How to get rid of Black Beard Algae (BBA)

June 10, 2022 4 min read

How to get rid of Black Beard Algae (BBA)

The term Black Beard Algae (BBA) refers to algae from the genera Audouinella, which contains many sub-species. Audouinella species occur in both marine and freshwater. These algae appear as short reddish or black turfs of hair. They grow in small bunches and first appear as small furry black dots as small as the tip of a pen. They are often found on the edges of older leaves of plants, or on hardscape and filter outlets. Some species can grow to more than a centimeter in length.

Why does BBA attach especially readily to plant leaf edges?

While they appear still and unmoving on the outside, there is complex biochemistry on going inside the plant as the plant generates carbohydrates, sugars and other metabolites from photosynthesis. Plants are leaky organisms and aquatic plants eject a portion of excess metabolites directly through their leaf surfaces and margins. Algae feed off these waste organics. When plants are under stress, for example, when adapting to a new environment, which requires a significant amount of re-programming of proteins and enzymes, the excretion of waste proteins and metabolites is increased. The plant becomes particularly vulnerable to algae. On the flip side, when plants are healthy, they generate defensive antimicrobial chemicals and enzymes to ward off pathogens and algae. 

Stressed/unhealthy plants are thus algae magnets while healthy plants are very resistant towards algae. Older leaves leak more organics, and plants defend older leaves less as they are less valuable. This is why in most tanks, you see algae attaching only onto some plants but not others, and most commonly to older leaves first. Plant stress can be caused by many factors. Recently transplanted plants tend to face some adaptation stress as they adapt to the new environment. Insufficient CO2 or nutrient levels can cause poor growth as well. Frequently moving plants and making large changes to the tank environment are both actions that can cause plant stress as they try to catch up to the environmental changes.

In a tank where there is a lot of old deteriorating old leaves on plants, the environment is especially conducive for algae. In a tank where there is dominant plant mass and the plants are growing robustly with fresh new leaves, algae will find it difficult to survive. Thus, plant husbandry plants a big role in managing algae. Cutting off old leaves to make space for new growth, and replanting healthy tops/discarding old deteriorating bottoms are tasks that should be done regularly to maximize growth of new fresh leaves.

This approach of rejuvenating growth to avoid algae applies to BBA but is a universal concept that can be applied to manage all algae. 

BBA Black brush blackbeard algae
Black beard algae

High levels of organic waste & detritus in the planted tank encourages BBA to spawn. If they are found attached to plants, it is most commonly caused by stress induced by fluctuating CO2 levels. In tanks where plants are healthy, but there a high level of organic waste in the tank environment, BBA will be found attached to hardscape instead. 

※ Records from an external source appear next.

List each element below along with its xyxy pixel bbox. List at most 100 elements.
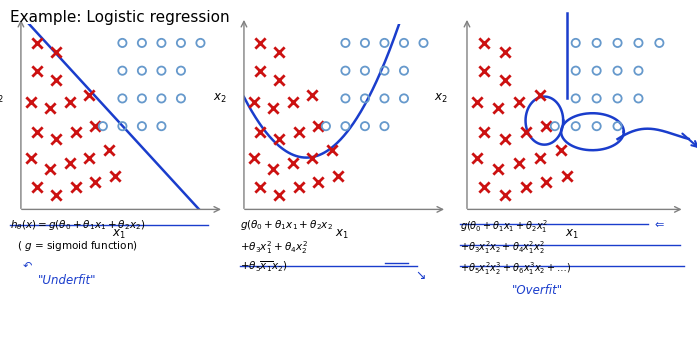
Point: [379, 68, 390, 74]
Point: [379, 40, 390, 46]
Point: [312, 124, 323, 129]
Point: [156, 96, 167, 101]
Point: [25, 99, 36, 105]
Point: [612, 96, 623, 101]
Point: [254, 184, 265, 190]
Point: [514, 161, 525, 166]
Point: [89, 124, 100, 129]
Point: [591, 96, 602, 101]
Point: [379, 124, 390, 129]
Point: [31, 184, 42, 190]
Point: [570, 68, 581, 74]
Point: [50, 77, 61, 83]
Point: [472, 155, 483, 161]
Point: [360, 96, 371, 101]
Point: [493, 166, 504, 171]
Point: [195, 40, 206, 46]
Point: [156, 40, 167, 46]
Point: [273, 77, 284, 83]
Text: $+\theta_5 x_1^2 x_2^3 + \theta_6 x_1^3 x_2 + \ldots)$: $+\theta_5 x_1^2 x_2^3 + \theta_6 x_1^3 …: [460, 260, 571, 277]
Text: $x_1$: $x_1$: [565, 228, 579, 241]
Point: [332, 173, 343, 179]
Point: [541, 124, 552, 129]
Text: $\Leftarrow$: $\Leftarrow$: [652, 219, 664, 229]
Point: [499, 77, 510, 83]
Point: [31, 129, 42, 134]
Point: [268, 166, 279, 171]
Point: [633, 68, 644, 74]
Point: [254, 68, 265, 74]
Point: [570, 40, 581, 46]
Point: [478, 40, 489, 46]
Point: [273, 50, 284, 55]
Text: $x_2$: $x_2$: [213, 92, 227, 105]
Point: [360, 68, 371, 74]
Point: [287, 161, 298, 166]
Point: [248, 99, 259, 105]
Point: [499, 50, 510, 55]
Point: [340, 124, 351, 129]
Point: [137, 40, 148, 46]
Point: [137, 68, 148, 74]
Text: $g(\theta_0 + \theta_1 x_1 + \theta_2 x_1^2$: $g(\theta_0 + \theta_1 x_1 + \theta_2 x_…: [460, 218, 548, 235]
Point: [312, 179, 323, 185]
Point: [176, 40, 187, 46]
Point: [176, 96, 187, 101]
Point: [379, 96, 390, 101]
Point: [340, 96, 351, 101]
Text: $\searrow$: $\searrow$: [413, 269, 426, 282]
Point: [268, 105, 279, 110]
Point: [137, 96, 148, 101]
Point: [399, 96, 410, 101]
Point: [549, 124, 560, 129]
Point: [45, 105, 56, 110]
Text: "Overfit": "Overfit": [512, 284, 563, 297]
Point: [633, 40, 644, 46]
Point: [307, 92, 318, 97]
Point: [360, 124, 371, 129]
Point: [612, 124, 623, 129]
Point: [117, 68, 128, 74]
Point: [156, 68, 167, 74]
Point: [478, 129, 489, 134]
Point: [50, 136, 61, 142]
Text: "Underfit": "Underfit": [38, 274, 97, 287]
Text: $x_2$: $x_2$: [434, 92, 448, 105]
Point: [117, 40, 128, 46]
Point: [98, 124, 109, 129]
Point: [89, 179, 100, 185]
Point: [64, 99, 75, 105]
Point: [293, 184, 304, 190]
Point: [103, 147, 114, 153]
Point: [514, 99, 525, 105]
Point: [591, 124, 602, 129]
Point: [84, 155, 95, 161]
Point: [70, 184, 81, 190]
Text: $+\theta_3 x_1^2 x_2 + \theta_4 x_1^2 x_2^2$: $+\theta_3 x_1^2 x_2 + \theta_4 x_1^2 x_…: [460, 239, 545, 256]
Point: [109, 173, 120, 179]
Text: $x_1$: $x_1$: [112, 228, 125, 241]
Point: [117, 96, 128, 101]
Point: [493, 105, 504, 110]
Point: [570, 96, 581, 101]
Point: [612, 40, 623, 46]
Point: [273, 192, 284, 198]
Text: $g(\theta_0 + \theta_1 x_1 + \theta_2 x_2$: $g(\theta_0 + \theta_1 x_1 + \theta_2 x_…: [240, 218, 333, 232]
Point: [273, 136, 284, 142]
Point: [399, 68, 410, 74]
Text: $+\theta_5 \overline{x_1} x_2)$: $+\theta_5 \overline{x_1} x_2)$: [240, 260, 288, 274]
Point: [591, 40, 602, 46]
Point: [612, 68, 623, 74]
Point: [25, 155, 36, 161]
Point: [254, 129, 265, 134]
Text: $\curvearrowleft$: $\curvearrowleft$: [20, 260, 33, 270]
Point: [254, 40, 265, 46]
Point: [535, 155, 546, 161]
Point: [287, 99, 298, 105]
Point: [31, 40, 42, 46]
Point: [340, 68, 351, 74]
Point: [478, 184, 489, 190]
Point: [321, 124, 332, 129]
Point: [654, 40, 665, 46]
Point: [176, 68, 187, 74]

If found on hardscape or driftwood, it is almost always found in fast flow areas in the path of CO2. Often this is due to aquarists obsessed with overly strong flow. It's commonly found on filter outflows, and on CO2 diffusers - which are often placed in the path of high flow. In such tanks, slowly down the flow or redirecting it to have more even flow distribution has a big impact.

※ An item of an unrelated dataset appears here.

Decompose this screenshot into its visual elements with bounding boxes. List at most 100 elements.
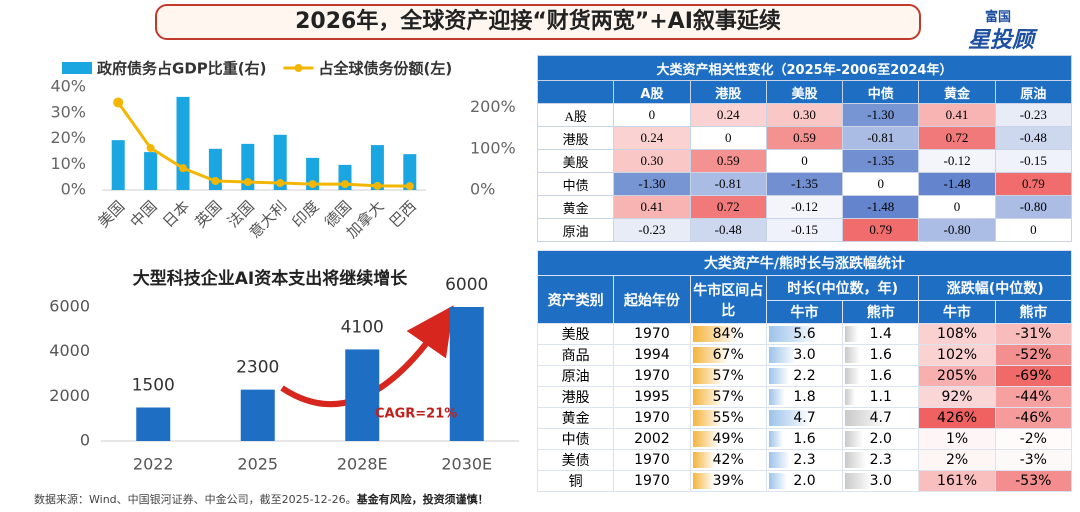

Barr report suggests that BBA strives when CO2 is present but at low levels; between 10-15ppm. Non injected tanks (low tech tanks) and tanks with higher levels of CO2 are less vulnerable - to this end, it seems to occur most often in tanks where CO2 injection is used but optimized poorly.

Black brush algae has little connection to nutrient levels or light spectrum. Both tanks with very lean water column fertilization and rich water column fertilization are vulnerable to it. It has very strong correlation to organic waste levels, plant husbandry and CO2 fluctuations.

American flagfish, mollies and SAE (Siamese algae eater) pick at it when there are no tasty alternatives. However, they are seldom adequate solutions.

BBA on wood

Common Causes

  • Fluctuating CO2 levels in the tank.
  • High amount of organic waste/dirty tank.
  • Stressed plants/old growth.
  • Systemic instabilities that lead to plant stress; poor water quality, harsh use of biocides etc
  • Excessive flow with heavy misting (observe if it spawns in areas that are directly in path of flow), especially on slow growers/moss/hardscape.

Solutions

  • Regularly vacuum substrate surface while stirring up debris with turkey baster (see below) to reduce organic debris - this makes a big impact.
  • Find ways to stabilize CO2 levels.  Generally speaking, higher injection rates create more stable CO2 levels, so increasing CO2 injection is generally recommended.
  • Spot dose APT Fix directly onto BBA at first appearance to prevent spreading.
  • Pruning and replanting of healthy tops, cut away and discard old growth.
  • Find ways to even out excessive flow. In many tanks, slowing down flow alone can prevent BBA from triggering.